IG Farben demonstriert Kontinuität

Nur gut 100 Demonstranten erwarteten am 18.12.02 die Aktionäre der „IG Farben AG in Abwicklung“ in Frankfurt-Bergen. Darunter studentische Initiativen und solche aus dem Antifa-Bereich sowie Peter Gingold, der für die VVN-BdA sprach. Sie protestierten wieder für die Auflösung des einst größten Konzerns im nationalsozialistischen Deutschland. Im Zentrum der Forderungen: Die vollständige Verwendung des IGF-Vermögens zur Entschädigung der Zwangsarbeiter. Transparente forderten aber auch: „Dem antisemitischen Pack auf die Pelle rücken“ und zitierten mit „Deutschland denken heißt Auschwitz denken“ Adorno. Mehrere Demonstranten führten israelische Flaggen mit sich.

Kurz nach Beginn der Hauptversammlung protestierten etwa 25 bis 30 kritische Aktionäre im Saal selbst. Sie zeigten ein Transparent mit dem Text „Alle Jahre wieder: KZ-Profiteure beim Zocken“ und verlangten Rederecht, das nicht erteilt wurde. Statt dessen wurden sie von Angestellten eines privaten Wachdienstes zusammen mit Polizisten aus dem Raum gedrängt. Auf Veranlassung eines Ordners räumten die Beamten bei dieser Gelegenheit auch gleich noch einen Reporter des „Neuen Deutschland“ mit nach draußen, weil er trotz Aufforderung das Fotografieren nicht unterlassen habe. ... Der Journalist wurde mit Hausverbot belegt, auf Druck eines Einsatzleiters dann aber wieder zugelassen.
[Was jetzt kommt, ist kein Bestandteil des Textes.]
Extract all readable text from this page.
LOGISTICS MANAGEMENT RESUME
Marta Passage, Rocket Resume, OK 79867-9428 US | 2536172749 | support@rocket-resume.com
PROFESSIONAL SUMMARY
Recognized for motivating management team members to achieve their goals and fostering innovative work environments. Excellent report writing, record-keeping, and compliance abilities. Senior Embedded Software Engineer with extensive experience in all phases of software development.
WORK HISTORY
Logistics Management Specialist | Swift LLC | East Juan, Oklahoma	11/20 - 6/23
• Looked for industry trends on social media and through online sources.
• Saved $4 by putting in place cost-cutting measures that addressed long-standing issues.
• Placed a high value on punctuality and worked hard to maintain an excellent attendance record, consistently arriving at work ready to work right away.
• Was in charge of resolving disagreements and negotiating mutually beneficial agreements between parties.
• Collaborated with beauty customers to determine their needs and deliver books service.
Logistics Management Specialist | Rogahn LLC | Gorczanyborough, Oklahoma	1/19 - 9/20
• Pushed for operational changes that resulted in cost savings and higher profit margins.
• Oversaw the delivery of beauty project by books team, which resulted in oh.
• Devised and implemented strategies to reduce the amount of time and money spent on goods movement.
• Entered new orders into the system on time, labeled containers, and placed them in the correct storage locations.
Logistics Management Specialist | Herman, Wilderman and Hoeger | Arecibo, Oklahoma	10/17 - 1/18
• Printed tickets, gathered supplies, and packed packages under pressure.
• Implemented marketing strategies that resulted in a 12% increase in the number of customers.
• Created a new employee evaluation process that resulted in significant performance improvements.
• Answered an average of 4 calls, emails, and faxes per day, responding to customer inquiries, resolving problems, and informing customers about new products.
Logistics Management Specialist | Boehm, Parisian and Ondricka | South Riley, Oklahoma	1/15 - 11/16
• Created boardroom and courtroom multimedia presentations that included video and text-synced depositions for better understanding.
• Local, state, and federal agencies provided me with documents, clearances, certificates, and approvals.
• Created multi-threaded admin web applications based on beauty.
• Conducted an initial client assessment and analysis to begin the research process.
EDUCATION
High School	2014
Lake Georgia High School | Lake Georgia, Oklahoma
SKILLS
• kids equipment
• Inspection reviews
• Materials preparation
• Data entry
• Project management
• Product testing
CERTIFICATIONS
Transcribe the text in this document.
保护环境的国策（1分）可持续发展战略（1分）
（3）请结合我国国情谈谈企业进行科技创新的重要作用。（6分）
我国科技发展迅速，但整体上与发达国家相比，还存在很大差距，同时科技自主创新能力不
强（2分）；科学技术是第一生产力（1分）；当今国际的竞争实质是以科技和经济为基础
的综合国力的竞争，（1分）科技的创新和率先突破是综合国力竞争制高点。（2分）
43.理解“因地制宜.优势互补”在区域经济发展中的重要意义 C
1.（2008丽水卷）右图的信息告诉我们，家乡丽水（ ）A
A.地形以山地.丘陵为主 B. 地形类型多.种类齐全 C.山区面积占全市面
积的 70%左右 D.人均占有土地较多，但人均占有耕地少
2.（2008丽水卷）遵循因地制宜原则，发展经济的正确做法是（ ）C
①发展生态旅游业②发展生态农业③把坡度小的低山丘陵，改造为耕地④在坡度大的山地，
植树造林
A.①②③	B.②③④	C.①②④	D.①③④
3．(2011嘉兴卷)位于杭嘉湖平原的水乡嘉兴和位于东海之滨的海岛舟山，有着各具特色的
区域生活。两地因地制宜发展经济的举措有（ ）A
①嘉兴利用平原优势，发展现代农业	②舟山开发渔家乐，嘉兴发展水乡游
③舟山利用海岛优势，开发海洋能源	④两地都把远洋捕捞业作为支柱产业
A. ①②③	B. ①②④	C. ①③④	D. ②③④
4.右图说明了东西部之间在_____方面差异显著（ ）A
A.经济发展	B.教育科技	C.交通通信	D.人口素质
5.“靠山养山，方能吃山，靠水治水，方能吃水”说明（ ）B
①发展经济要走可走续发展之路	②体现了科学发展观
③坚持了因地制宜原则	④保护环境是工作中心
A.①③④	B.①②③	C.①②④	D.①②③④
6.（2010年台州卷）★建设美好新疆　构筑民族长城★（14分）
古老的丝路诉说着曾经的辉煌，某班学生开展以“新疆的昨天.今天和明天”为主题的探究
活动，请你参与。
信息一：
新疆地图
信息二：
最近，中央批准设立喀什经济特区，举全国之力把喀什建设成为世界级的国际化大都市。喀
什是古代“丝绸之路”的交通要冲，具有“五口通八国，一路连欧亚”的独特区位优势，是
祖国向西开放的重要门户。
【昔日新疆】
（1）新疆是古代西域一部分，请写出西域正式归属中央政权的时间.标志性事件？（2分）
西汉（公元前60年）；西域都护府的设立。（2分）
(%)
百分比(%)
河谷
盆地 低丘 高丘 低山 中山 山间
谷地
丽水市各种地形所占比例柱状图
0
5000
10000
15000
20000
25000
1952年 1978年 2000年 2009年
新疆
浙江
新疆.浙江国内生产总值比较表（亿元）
Doch nicht genug der Tatsache, dass sich die IG Farben wie ein Relikt aus einer anderen Zeit aufführt, ihre Liquidatoren (vergleichbar mit Geschäftsführern) reden auch genauso. Namentlich Volker Pollehn. Er vertritt etwa die Meinung, dass die IG Farben „eine der gewaltigsten Protestlawinen, die deutsche Unternehmen je erlebt haben, mit Anstand durchgestanden“ habe – der Mann weiß nicht nur nicht, wovon er spricht, sondern offensichtlich noch viel weniger, was unter Anstand zu verstehen ist. Immerhin ist der Realismus so weit gediehen, dass die Rückerlangung alten Ostvermögens (worunter Aktionäre vor einigen Jahren sogar noch „Vermögenswerte in Polen“ verstanden) inzwischen nicht mehr verfolgt wird.
Anders im sogenannten Interhandel-Komplex. Satte 2,2 Mrd. Euro fordert die IG Farben von der Schweizer Bank UBS. Dabei bestehen zwar sogar nach Firmenangaben keine rechtlich durchsetzbaren Ansprüche mehr, doch das hindert Pollehn nicht am obligatorischen Säbelrasseln: „Die UBS ist gut beraten, sich mit uns zu einigen, so lange das noch möglich ist, sie trägt sonst den Makel des Unrechts auf ihrer Stirn.“ Zugleich heißt es im Geschäftsbericht 2001, es werde angeblich geplant, die 2,2 Mrd. zur Entschädigung von Zwangsarbeitern verwenden. Eine Konstruktion, die schon seit einigen Jahren als windige Begründung für die Bemühungen in Sachen Interhandel herhalten muss. Der Gipfel derartiger Doppelmoral ist jedoch die Tatsache, dass die angeblich ausstehenden fehlenden Schweizer Milliarden stets als Alibi bemüht werden, um die lächerliche Summe von 250 000 Euro, mit denen die IG Farben-eigene Entschädigungsstiftung ausgestattet ist, zu legitimieren. Dass aus diesem Topf immer noch kein einziger ehemaliger Zwangarbeiter auch nur einen Cent gesehen hat, verwundert vor diesem Hintergrund kaum noch. Zum Vergleich: Die jährlichen Pensionsverpflichtungen für die ehemaligen Täter beziffert IG Farben auf 800.000 Euro.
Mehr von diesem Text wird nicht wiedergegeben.